Debería formularse una ley prohibiéndolas en todo el planeta. El medio ambiente ganaría lo suyo con este gesto de rechazo ecológico, respetuoso con la naturaleza maltratada en la que vivimos. Es fácil ir al supermercado, a cualquier sitio con una bolsa doblada que sea de material reciclable y meter allí los objetos adquiridos. Lo más descarado del asunto es que en las farmacias te dan los productos metidos en bolsitas de plástico. Yo siempre digo con una leve sonrisa: «No, gracias, no cojo bolsas de plástico, Y ustedes no deberían ofrecerlas». Callan y las vuelven a meter discretamente en un cajón para el próximo cliente.

La verdad es que las bolsas de plástico —sin son negras, mejor—son muy utilizadas en la corrupción. Es un recipiente perfecto: no pesa, vacío no ocupa lugar, fácil de transportar una vez llenas del fruto del saqueo, y desde fuera parecen bolsas de basura pero que nunca se tiran al contenedor. Ahí tenemos el caso Lezo con Ignacio González cargado con abultadas bolsas llenas de dinero que introducían en un edificio y salían sin nada. «Iban a pagar comisiones», dijeron pillados con las manos en la masa. Granados era otro aficionado a las bolsas de plástico repletas de millones que se las endosaba a sus suegros para ocultarlas en el altillo de la casa. También nos informaron de que el hijo mayor de Pujol Ferrusola volvía de los bancos de Andorra con bolsas y mochilas repletas de dinero negro. La practicidad del envoltorio la supieron valorar hasta las monjitas de un monasterio cisterciense cercano a Zaragoza donde guardaban millón y medio de euros en bolsas negras de basura escondidas en un armario. Todo para evitar declarar a Hacienda sus ganancias celestiales; en este caso más bien terrenales.

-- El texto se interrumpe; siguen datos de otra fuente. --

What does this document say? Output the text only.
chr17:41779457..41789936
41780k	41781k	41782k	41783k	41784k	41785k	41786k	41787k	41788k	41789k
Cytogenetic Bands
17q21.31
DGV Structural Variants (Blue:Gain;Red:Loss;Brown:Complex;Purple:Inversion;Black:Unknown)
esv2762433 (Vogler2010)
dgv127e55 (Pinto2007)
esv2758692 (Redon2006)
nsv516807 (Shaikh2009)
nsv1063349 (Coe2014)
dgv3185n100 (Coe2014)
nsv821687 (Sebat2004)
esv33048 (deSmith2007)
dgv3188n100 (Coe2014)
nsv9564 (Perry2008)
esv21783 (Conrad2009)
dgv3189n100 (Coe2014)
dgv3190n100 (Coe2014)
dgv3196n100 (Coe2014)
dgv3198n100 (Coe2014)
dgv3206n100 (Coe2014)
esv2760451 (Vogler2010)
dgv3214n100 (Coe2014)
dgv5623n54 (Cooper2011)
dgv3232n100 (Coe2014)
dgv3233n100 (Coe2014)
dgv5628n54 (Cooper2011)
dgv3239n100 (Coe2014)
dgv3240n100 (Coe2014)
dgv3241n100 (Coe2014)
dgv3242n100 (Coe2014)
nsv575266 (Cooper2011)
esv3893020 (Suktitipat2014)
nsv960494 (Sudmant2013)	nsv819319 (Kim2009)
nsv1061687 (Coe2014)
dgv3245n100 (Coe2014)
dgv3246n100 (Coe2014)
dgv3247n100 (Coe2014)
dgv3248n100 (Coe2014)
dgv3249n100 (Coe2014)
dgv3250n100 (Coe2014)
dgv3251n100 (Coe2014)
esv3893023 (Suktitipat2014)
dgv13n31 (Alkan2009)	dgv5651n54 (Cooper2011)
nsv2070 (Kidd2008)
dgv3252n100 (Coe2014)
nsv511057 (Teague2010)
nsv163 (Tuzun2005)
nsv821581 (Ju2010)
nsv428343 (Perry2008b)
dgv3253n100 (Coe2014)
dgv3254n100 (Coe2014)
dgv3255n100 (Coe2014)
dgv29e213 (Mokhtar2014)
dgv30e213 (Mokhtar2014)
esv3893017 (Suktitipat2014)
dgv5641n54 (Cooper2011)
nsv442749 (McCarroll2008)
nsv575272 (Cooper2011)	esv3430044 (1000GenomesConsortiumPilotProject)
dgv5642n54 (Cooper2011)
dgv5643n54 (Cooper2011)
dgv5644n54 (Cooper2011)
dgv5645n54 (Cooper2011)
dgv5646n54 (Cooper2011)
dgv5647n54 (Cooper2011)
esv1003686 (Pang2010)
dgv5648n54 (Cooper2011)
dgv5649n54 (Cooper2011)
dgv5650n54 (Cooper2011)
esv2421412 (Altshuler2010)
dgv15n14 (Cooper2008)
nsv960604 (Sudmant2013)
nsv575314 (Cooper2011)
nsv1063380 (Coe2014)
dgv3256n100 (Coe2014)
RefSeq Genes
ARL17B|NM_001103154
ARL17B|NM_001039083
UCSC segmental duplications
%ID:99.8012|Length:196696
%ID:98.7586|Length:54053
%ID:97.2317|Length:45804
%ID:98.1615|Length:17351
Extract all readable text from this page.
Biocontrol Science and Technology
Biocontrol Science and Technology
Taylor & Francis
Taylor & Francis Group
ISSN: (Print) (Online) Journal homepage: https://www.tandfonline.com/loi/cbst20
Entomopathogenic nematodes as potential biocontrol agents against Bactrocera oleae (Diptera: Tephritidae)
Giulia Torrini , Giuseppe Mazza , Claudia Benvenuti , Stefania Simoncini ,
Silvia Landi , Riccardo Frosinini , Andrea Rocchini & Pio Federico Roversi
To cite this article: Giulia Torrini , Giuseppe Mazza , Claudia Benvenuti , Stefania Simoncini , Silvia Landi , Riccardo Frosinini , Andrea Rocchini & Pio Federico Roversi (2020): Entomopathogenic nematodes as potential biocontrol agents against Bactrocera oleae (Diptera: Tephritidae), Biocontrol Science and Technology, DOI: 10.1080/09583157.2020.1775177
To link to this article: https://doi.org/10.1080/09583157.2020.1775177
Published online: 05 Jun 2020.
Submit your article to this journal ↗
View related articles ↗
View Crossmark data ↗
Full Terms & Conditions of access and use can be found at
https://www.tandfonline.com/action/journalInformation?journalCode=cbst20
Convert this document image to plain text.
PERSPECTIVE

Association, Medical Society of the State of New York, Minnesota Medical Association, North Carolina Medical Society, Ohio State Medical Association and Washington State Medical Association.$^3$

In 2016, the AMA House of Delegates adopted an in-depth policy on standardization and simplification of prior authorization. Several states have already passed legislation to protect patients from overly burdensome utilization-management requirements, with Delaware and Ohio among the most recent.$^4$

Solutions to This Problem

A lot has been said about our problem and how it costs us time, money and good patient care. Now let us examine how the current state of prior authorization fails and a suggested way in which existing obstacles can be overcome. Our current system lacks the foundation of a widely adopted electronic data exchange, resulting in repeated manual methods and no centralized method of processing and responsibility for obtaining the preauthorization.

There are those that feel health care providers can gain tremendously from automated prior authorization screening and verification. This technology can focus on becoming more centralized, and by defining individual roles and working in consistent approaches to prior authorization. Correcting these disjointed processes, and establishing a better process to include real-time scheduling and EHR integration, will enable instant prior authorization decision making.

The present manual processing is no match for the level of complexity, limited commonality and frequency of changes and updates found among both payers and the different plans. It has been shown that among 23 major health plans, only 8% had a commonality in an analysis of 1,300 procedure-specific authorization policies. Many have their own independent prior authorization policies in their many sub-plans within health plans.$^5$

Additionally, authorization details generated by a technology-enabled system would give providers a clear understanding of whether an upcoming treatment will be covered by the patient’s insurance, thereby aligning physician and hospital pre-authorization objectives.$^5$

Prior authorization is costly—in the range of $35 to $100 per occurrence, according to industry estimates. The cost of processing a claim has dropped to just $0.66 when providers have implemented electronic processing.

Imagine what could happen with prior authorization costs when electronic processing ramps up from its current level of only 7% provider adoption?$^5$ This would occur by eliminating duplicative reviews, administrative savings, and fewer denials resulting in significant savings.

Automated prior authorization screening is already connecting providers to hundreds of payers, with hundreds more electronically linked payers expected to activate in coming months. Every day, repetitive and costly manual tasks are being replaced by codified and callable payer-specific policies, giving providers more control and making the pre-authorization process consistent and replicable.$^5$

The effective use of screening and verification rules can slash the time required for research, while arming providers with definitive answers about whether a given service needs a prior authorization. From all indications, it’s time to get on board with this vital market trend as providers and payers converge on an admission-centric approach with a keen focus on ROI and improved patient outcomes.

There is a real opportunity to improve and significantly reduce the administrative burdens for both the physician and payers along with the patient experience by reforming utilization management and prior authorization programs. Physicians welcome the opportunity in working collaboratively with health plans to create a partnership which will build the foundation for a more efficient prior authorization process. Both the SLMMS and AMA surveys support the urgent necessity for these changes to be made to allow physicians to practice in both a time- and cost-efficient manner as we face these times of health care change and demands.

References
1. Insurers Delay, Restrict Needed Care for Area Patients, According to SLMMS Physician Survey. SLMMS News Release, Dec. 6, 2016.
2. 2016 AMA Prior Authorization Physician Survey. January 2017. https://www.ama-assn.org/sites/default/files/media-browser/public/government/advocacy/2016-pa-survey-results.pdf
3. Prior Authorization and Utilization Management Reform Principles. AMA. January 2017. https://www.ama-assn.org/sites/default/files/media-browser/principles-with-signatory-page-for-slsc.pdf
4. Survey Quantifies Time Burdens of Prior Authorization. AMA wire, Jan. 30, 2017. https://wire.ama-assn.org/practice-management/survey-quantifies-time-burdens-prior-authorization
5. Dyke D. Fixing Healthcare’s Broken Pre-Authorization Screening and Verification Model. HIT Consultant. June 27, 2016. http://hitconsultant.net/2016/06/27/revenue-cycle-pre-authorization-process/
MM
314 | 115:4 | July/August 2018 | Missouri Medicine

Pues bien, hora que empieza el éxodo a las playas convendría que los ayuntamientos anunciaran en carteles bien visibles multas por dejar bolsas abandonadas en la arena. No hay nada tan desagradable como zambullirte en el mar fresquito, limpio, reconfortante, y encontrarte con una bolsa flotando delante de tus narices. Es todavía peor que una medusa. ¿Saben cuánto tarda en degradarse la basura plástica en el mar? Pues la escalofriante cifra de 18 años para que desaparezcade nuestros fondos marinos. Es la metáfora de la corrupción: cuanto antes se elimine, mejor respirará el mundo.